Enterprise networks weren’t built to support today’s demands, from artificial intelligence (AI) model training and real-time edge analytics to distributed work styles and cloud-first architectures. To keep pace, CIOs need new infrastructures designed for speed, scale, and security.
Compounding challenges in enterprise networks
Years of deferred upgrades and patchwork solutions have created brittle networks that increase complexity and inhibit business growth. MPLS architectures, hardware-heavy security stacks, and disparate tools make it challenging to provide the visibility and responsiveness that AI, edge, and cloud workloads require.
In a world where 44% of mission-critical infrastructure is at or nearing end-of-life, according to the Kyndryl Readiness Report, many leaders recognize that their aging environments hinder their ability to pivot. With AI-driven competitors making strategic moves in a matter of weeks, a legacy network that takes months to provision new capacity is a liability.
Meanwhile, enterprises are also dealing with organizational roadblocks. Infrastructure and security teams often work in silos, making it hard to drive operating model transformation. Skills shortages, long provisioning cycles, and rising cloud egress costs further compound this challenge.

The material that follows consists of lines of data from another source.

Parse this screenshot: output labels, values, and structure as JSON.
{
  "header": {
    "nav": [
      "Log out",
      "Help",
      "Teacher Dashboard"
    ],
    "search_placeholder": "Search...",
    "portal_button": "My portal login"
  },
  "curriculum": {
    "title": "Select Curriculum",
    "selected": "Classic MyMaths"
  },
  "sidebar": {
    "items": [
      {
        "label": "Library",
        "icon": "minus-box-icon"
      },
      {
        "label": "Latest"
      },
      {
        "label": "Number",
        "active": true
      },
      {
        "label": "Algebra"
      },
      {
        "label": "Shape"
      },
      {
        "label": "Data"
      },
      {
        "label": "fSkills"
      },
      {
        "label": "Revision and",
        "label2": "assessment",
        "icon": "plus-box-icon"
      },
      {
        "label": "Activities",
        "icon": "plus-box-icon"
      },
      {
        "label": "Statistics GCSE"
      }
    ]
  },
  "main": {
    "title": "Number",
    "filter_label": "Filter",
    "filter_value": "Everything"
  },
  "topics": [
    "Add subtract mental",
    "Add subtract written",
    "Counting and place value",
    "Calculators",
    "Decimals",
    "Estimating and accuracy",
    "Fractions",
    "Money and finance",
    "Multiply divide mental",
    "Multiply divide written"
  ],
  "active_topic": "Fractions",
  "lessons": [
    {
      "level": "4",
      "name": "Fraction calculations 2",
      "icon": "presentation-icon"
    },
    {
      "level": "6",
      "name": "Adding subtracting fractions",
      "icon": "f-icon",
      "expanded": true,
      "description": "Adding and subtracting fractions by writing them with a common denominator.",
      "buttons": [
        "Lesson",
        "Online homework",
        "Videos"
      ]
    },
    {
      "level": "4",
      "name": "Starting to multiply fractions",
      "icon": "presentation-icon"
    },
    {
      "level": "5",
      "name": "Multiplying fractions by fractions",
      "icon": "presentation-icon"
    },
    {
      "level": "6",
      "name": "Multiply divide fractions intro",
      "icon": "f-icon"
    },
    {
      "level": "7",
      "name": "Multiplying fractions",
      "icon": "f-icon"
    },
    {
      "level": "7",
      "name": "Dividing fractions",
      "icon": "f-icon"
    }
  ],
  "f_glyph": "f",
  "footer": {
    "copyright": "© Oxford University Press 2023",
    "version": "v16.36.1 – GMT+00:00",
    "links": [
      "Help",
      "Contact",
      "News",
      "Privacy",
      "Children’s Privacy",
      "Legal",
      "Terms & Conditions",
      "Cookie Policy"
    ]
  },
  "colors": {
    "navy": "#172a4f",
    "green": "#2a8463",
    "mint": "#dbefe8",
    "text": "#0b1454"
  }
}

Improving network performance with SASE
To overcome these challenges, enterprises are shifting toward cloud-based, software-defined architectures that unify networking and security — with secure access service edge (SASE) playing a central role. SASE provides the technical pretext for CIOs and CISOs to finally merge their agendas. The question for leadership is no longer, “How do we fix the network?” but, “How do we restructure our teams to manage a unified, cloud-native environment?”
SASE combines SD‑WAN, zero-trust access, secure web gateways, cloud access security brokers, and other critical capabilities in a single platform. Increasingly, these frameworks also integrate AI to detect threats in real time, enforce policies dynamically, and route traffic intelligently. This creates a secure, high-speed data fabric necessary for AI model training and real-time edge analytics. By offloading heavy compute tasks to an AI-powered SASE framework, leadership can ensure that the infrastructure actually increases AI’s return on investment, rather than draining budget through egress fees and latency.
Enterprises adopting SASE are seeing stronger security postures, fewer false positives, improved uptime, and better user experiences. In fact, 82.9% of organizations that have adopted SASE report a noticeable improvement in network performance or threat detection, according to IDC. And because it’s delivered as a service, SASE reduces cost and complexity while providing the scalability needed for future growth.
Network modernization from Palo Alto Networks and Kyndryl
Palo Alto Networks and Kyndryl provide the right combination of technology and expertise to make network modernization a reality. Palo Alto provides Prisma SASE, an AI-powered, zero-trust platform that unifies networking and security in the cloud. And Kyndryl’s services help large organizations plan, deploy, and manage at scale.
Kyndryl’s own modernization journey — replacing a legacy network with Prisma SASE — gives it a unique perspective on the challenges enterprises face. That firsthand experience informs every engagement, from assessments and roadmap planning to phased rollouts and 24/7 management.
By integrating Prisma SASE with Kyndryl Bridge — a digital operations platform that connects IT and business systems — organizations can also solve the talent crisis. Automating mundane tasks such as threat monitoring and traffic optimization allows skilled workers to focus more on higher-value, business-critical innovation.